Somalia: Insurgents seize port near Mogadishu

By Mohamed Ibrahim

MOGADISHU, Nov 12 (Reuters) – Somali insurgents captured a port near the capital on Wednesday without firing a shot.

Residents said fighters for al Shabaab, which means “Youth” in Arabic, rode into Merka port, 90 km (56 miles) south-west of Mogadishu, the morning after government-aligned militia left overnight in anticipation of the incursion.

Merka is now the closest town to Mogadishu held by al Shabaab and is the most significant territorial gain by the insurgents since they took Kismayu port further south earlier this year.

Inhabitants said the fighters came into Merka on pick-up trucks mounted with machineguns, known locally as “technicals”.
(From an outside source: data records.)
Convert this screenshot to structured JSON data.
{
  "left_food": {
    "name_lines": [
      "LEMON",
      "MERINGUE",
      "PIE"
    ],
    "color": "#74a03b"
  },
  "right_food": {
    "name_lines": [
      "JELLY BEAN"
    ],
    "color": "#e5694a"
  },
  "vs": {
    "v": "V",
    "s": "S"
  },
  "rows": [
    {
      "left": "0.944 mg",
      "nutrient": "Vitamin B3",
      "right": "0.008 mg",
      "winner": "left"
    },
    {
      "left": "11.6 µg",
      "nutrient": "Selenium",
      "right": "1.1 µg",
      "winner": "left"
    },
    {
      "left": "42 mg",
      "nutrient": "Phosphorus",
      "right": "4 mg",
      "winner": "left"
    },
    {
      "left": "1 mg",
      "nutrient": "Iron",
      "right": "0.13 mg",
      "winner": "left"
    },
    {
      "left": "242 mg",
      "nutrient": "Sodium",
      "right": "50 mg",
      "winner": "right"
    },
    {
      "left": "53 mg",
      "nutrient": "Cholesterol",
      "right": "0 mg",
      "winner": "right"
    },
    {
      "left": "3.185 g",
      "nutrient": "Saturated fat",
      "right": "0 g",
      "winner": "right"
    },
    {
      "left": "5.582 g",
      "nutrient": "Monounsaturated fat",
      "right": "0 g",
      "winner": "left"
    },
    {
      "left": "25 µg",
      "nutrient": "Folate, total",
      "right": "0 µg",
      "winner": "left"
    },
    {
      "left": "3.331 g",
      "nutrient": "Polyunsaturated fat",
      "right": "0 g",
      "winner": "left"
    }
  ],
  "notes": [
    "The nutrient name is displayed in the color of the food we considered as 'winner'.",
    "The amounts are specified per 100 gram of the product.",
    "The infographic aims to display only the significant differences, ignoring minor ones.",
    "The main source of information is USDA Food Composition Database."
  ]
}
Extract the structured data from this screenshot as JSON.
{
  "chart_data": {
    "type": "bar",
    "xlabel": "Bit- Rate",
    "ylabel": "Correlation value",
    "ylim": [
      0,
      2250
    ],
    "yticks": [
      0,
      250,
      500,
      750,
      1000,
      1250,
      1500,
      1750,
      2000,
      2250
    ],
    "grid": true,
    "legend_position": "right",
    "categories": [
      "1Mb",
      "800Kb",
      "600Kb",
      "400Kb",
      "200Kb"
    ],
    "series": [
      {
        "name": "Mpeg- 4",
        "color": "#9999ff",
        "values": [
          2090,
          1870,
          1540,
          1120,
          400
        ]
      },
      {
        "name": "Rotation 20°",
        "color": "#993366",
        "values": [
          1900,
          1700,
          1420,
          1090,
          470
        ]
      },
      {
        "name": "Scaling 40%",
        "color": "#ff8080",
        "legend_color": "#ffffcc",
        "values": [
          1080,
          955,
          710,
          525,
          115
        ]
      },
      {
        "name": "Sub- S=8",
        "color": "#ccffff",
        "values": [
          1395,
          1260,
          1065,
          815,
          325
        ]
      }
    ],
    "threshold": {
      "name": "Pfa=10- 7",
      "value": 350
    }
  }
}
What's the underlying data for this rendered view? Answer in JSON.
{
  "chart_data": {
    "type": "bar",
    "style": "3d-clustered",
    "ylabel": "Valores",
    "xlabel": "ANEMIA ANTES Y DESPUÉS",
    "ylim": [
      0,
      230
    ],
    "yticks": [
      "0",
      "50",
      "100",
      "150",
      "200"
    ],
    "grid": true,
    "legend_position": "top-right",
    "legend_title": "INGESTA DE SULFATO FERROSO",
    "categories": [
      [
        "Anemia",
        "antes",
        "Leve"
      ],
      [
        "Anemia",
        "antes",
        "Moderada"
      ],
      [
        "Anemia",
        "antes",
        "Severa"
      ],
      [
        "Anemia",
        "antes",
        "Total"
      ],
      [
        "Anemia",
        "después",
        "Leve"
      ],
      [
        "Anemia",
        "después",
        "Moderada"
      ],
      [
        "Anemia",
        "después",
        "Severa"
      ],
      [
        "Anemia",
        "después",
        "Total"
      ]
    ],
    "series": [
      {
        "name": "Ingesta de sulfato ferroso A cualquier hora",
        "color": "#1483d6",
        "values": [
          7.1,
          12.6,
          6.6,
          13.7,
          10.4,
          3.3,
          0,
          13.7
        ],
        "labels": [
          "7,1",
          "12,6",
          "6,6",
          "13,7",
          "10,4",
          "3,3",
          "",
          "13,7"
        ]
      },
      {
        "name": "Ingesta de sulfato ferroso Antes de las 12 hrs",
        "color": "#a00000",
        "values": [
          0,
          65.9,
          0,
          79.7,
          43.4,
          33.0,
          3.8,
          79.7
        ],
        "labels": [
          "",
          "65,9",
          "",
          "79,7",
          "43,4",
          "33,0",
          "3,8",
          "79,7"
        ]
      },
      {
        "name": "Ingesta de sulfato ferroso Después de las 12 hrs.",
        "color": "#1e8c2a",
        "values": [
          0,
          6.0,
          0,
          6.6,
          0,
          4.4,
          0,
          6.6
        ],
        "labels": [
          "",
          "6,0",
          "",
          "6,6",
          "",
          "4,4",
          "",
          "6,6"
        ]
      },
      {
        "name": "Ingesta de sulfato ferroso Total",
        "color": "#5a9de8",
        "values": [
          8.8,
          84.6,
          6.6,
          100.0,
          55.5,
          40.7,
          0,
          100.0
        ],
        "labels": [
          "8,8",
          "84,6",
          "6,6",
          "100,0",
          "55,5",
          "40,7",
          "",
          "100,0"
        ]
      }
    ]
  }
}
“We saw them coming in. They went directly to the police station,” one resident, Mustaf Hasan, told Reuters by telephone from Merka. “Now they are passing along the main street. There were no skirmishses. The militia left overnight.”

In the early stages of their two-year insurgency, the Islamists tended to take towns briefly before moving out again in a show of strength. But this year, they have been taking and holding territory, and now control most of south Somalia.

They have also been staging regular attacks in Mogadishu.

Analysts see al Shabaab as unlikely to mount an assault on Mogadishu immediately, given disunity within the Islamist ranks — moderates are increasingly unhappy with al Shabaab’s tactics — and the presence of Ethiopian Woyanne troops backing the government.

Ethiopia Woyanne was due to start withdrawing its soldiers from Mogadishu later this month under the peace plan, but al Shabaab’s presence so close may force a re-think, analysts say.

“They’ve timed this perfectly to unsettle the whole peace process just when it was gaining a bit of momentum,” a Nairobi-based Somalia expert said.